MERDEKA.COM – Pemilihan Umum 2014 sebentar lagi akan digelar. Tak sedikit caleg yang telah menerima mandat dari partai politiknya masing-masing sudah berlomba-lomba ‘jual diri’ agar menarik simpati hingga pada akhirnya memperoleh suara dari rakyat sebagai pemilih.
Direktur Eksekutif Perludem Titi Anggraini menuturkan dewasa ini tak jarang pemilih tidak ikut memilih caleg yang ada lantaran berspekulasi Pemilu yang digelar tak ada gunanya.
“Survei mengapa tidak memilih, karena menurut para pemilih pemilu tidak ada gunanya. Tidak ada perubahan yang diberikan dari Caleg yang ditawarkan,” ujar Titi dalam diskusi di Warung Daun, Cikini, Jakarta Pusat, Sabtu (15/3).
Tidak menggunakan hak suaranya, lanjut Titi, lantaran para pemilih tidak yakin terhadap visi dan misi yang acap kali diumbar oleh para Calon Legislatif (Caleg).
“Pemilih tidak mengetahui rekam jejak caleg yang disuguhkan oleh parpol,” tuturnya.
Titi menganalogikan seorang Caleg dengan sebuah menu makanan yang sudah disiapkan partai politik tanpa diketahui bagaimana proses pembuatan makanan tersebut.

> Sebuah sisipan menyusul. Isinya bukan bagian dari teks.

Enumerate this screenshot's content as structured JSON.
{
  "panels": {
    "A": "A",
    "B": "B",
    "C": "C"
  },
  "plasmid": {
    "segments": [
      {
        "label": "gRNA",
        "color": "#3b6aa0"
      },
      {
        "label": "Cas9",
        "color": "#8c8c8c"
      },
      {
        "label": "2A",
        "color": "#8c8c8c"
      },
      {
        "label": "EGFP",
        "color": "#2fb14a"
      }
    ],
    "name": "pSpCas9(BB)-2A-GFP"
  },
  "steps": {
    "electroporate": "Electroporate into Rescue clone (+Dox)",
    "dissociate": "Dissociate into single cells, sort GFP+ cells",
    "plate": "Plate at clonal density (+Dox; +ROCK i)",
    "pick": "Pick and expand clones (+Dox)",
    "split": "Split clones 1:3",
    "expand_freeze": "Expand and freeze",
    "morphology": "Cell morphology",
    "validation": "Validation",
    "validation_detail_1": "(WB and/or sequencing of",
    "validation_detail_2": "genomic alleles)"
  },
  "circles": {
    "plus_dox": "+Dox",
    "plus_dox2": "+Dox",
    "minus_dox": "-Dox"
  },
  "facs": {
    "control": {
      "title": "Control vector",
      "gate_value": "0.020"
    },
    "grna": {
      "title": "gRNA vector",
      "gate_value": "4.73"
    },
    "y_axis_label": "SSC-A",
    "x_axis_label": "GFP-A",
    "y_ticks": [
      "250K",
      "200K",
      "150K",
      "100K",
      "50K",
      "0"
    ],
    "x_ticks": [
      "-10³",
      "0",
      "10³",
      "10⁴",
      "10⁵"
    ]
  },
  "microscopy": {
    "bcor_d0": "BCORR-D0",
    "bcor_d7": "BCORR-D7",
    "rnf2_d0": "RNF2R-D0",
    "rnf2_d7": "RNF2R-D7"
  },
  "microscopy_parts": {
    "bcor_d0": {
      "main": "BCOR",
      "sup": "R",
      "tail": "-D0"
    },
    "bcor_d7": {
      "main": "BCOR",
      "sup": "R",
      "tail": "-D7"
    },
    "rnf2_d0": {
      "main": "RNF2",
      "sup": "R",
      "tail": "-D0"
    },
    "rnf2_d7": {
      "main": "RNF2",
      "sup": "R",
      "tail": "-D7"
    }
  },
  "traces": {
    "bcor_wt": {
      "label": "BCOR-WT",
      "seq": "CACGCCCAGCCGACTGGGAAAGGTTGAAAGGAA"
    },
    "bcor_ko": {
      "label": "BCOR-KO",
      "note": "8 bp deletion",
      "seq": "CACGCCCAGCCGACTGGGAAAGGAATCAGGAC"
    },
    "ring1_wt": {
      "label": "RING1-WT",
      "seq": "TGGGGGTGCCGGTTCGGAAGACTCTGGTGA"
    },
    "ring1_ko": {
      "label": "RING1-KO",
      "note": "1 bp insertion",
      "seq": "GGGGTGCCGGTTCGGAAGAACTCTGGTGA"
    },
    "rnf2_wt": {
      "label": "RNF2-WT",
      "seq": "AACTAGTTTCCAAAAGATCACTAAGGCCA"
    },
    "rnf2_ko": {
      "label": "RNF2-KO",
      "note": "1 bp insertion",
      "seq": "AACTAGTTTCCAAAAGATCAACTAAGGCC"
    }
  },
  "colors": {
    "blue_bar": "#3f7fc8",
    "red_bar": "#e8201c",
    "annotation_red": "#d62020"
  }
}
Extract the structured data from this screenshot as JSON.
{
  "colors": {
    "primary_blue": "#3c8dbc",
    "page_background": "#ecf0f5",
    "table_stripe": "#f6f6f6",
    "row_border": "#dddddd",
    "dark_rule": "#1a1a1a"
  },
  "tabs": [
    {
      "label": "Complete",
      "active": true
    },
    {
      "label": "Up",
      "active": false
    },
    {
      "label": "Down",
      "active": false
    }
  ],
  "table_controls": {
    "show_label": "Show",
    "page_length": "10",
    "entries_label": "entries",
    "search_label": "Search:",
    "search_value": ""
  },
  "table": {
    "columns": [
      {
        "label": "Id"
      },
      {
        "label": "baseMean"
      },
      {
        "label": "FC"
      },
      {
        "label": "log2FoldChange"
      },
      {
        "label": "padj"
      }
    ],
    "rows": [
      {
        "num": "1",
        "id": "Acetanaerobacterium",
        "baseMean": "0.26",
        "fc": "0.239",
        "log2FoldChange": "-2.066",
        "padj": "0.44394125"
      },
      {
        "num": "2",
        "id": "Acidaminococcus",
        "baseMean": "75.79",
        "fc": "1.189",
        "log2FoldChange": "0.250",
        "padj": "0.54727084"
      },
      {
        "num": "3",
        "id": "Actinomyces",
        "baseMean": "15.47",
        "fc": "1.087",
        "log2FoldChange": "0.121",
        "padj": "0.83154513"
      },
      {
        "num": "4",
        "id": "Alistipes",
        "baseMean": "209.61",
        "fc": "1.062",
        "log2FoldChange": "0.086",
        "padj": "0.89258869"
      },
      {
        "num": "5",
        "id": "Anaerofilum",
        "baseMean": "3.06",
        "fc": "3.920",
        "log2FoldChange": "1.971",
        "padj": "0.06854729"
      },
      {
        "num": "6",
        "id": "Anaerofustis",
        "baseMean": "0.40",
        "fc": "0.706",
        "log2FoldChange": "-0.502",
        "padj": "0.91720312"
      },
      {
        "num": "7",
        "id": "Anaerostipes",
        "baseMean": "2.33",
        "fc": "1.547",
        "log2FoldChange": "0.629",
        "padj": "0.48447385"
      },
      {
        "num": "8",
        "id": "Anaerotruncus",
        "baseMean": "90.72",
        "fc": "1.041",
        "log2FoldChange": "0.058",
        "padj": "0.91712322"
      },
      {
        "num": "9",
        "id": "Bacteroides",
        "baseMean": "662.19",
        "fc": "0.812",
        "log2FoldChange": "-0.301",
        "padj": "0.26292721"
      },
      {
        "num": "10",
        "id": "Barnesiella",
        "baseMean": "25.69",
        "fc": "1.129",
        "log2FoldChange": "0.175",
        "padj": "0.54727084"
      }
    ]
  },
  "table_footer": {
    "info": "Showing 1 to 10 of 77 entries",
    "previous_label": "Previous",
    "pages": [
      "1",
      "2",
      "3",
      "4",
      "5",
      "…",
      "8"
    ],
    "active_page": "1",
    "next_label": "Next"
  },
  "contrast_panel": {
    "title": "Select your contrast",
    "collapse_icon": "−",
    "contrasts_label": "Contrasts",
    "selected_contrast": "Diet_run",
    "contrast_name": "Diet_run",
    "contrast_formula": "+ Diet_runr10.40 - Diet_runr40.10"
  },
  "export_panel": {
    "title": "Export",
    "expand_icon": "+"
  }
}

“Selama ini kita tidak tahu menu yang diracik partai di dapurnya. Tapi ketika jadi prasmanan, harus dipilih. Kita harus pasrah dengan menu apa saja yang disajikan,” katanya.
“Masyarakat hanya menonton. Tidak ada pilihan,” tandas Titi.
Jokowi penentu PDIP
Sementara itu Direktur Pol-Tracking Institute, Hanta Yuda menyebut partai politik harus menyuguhkan ‘figur’ yang mampu mendongkrak elektabilitas dan menjadi magnet bagi para pemilih.
“Seperti Partai Demokrat pada 2004 dan 2009, kita tak bisa membantah itu faktor kuatnya adalah SBY ,” ujar Hanta dalam diskusi di Warung Daun, Jakarta Pusat, Sabtu (15/3).
Tahun ini, tambah Hanta, tidak dapat dipungkiri bahwa Jokowi merupakan sosok figur pejabat yang tengah dielu-elukan. Hal itu ditambah saat pria yang mempunyai nama lengkap Joko Widodo ini mendeklarasikan diri maju capres kemarin.
“Dan sekarang ada Jokowi jadi faktor kuat PDIP ,” ucap Hanta.
Hanta menambahkan, Pemilu sehat bisa berlangsung jika ada perombakan di dalam tubuh partai. Figur-figur yang punya pengaruh kuat itu harus digeser ke dalam kelembagaan partai.
“Sekarang kan (figur yang kuat). Misalnya PDIP dengan Jokowi efeknya, Gerindra terkatrol oleh Prabowo, Demokrat dulu karena faktor SBY , Hanura juga karena Wiranto,” tandasnya.